カバンを持って廊下に向かって歩いた私は、日菜子に屋上を指差して見せた。


「ちょっと待てよ。俺がいないとまずいだろ? 一緒に行ってやるって」


あー、そう言えば中島君もいたんだった。


もういろいろな事がありすぎて、何を考えればいいかわからなくなって来てる。


遥はどうするのかわからないけど、とりあえず3人で屋上に向かった私達。


あんな幸恵と同じ空間にいるなんて、耐えられそうにないから。


「明日香、どうして幸恵はあんな姿になったわけ? 道路で叫んじゃって、周りの人に変な目で見られたよ」


「どうしてと言われても……誰かが幸恵をあんな風にしたとしか考えられないよ。

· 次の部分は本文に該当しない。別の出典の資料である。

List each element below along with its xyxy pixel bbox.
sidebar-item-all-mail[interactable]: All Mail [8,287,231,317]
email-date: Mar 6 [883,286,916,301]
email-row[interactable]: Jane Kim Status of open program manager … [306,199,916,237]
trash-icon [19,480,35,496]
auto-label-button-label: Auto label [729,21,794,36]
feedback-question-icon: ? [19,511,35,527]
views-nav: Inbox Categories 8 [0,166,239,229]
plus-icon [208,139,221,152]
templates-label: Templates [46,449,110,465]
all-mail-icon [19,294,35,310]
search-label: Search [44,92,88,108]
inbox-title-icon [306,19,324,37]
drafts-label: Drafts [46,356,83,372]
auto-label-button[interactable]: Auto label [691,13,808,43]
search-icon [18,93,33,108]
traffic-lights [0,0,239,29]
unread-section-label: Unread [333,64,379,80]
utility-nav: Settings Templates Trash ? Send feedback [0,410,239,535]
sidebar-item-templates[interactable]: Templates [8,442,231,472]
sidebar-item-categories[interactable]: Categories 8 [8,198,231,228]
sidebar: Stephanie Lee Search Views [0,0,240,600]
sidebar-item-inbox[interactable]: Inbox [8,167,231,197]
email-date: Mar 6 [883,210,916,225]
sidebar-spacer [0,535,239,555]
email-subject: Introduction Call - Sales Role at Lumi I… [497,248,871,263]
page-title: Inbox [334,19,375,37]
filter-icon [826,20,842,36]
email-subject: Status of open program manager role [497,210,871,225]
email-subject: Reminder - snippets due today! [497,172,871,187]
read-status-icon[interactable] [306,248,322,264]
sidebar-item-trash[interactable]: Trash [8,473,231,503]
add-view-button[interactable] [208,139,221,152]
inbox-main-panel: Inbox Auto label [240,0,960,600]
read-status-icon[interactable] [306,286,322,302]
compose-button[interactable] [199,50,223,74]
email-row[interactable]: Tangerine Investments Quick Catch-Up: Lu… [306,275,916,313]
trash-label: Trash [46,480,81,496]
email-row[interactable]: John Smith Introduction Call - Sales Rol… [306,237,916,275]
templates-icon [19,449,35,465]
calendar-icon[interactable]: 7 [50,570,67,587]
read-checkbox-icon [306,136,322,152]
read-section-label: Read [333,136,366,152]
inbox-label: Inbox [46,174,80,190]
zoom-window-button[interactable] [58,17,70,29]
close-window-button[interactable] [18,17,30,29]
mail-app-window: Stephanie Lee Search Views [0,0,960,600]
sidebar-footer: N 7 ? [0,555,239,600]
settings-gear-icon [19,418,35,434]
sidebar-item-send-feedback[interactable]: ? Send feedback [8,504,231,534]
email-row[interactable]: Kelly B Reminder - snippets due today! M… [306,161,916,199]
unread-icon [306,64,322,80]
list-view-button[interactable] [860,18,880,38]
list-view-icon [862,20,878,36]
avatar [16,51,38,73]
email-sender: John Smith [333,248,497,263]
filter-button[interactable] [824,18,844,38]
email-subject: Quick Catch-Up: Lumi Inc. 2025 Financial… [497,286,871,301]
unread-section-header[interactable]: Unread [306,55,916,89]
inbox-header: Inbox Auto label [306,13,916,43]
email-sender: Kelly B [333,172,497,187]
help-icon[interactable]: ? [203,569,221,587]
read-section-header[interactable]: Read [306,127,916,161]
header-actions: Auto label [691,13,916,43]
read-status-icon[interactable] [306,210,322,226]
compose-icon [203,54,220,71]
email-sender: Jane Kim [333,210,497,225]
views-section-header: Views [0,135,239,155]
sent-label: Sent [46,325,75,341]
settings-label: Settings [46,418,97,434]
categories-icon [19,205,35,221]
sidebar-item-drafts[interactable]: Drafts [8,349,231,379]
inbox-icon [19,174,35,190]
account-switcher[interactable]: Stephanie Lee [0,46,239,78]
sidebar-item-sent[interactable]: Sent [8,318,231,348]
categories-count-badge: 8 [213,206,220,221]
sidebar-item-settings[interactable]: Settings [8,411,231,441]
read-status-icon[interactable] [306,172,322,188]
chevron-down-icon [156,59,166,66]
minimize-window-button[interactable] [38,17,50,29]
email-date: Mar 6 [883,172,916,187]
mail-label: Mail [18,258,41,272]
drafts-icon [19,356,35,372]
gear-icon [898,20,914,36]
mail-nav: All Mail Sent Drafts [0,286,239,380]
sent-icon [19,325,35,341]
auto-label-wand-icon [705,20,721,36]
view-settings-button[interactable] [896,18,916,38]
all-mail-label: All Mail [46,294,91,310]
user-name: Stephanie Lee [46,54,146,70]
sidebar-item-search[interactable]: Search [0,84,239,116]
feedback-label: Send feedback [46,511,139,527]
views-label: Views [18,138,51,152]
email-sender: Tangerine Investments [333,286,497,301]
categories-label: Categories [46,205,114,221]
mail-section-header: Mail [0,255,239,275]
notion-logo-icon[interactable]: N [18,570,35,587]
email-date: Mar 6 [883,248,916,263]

武司か、中島君か、小川君の中の誰かだと思うけど」


そんな事をする可能性が一番高いのは……中島君だ。


自分が助かるためなら、なんだってやりそうだし、昨夜の事が頭から離れなくて、それ以外の可能性を考える事ができない。


屋上に出て新鮮な空気を吸っても、幸恵の姿が頭から離れない。


「やっぱり……中島君なのかな。『昨日』の夜もひどかったし」


ボソッと呟いた日菜子の言葉に、私よりも早く、高広が反応した。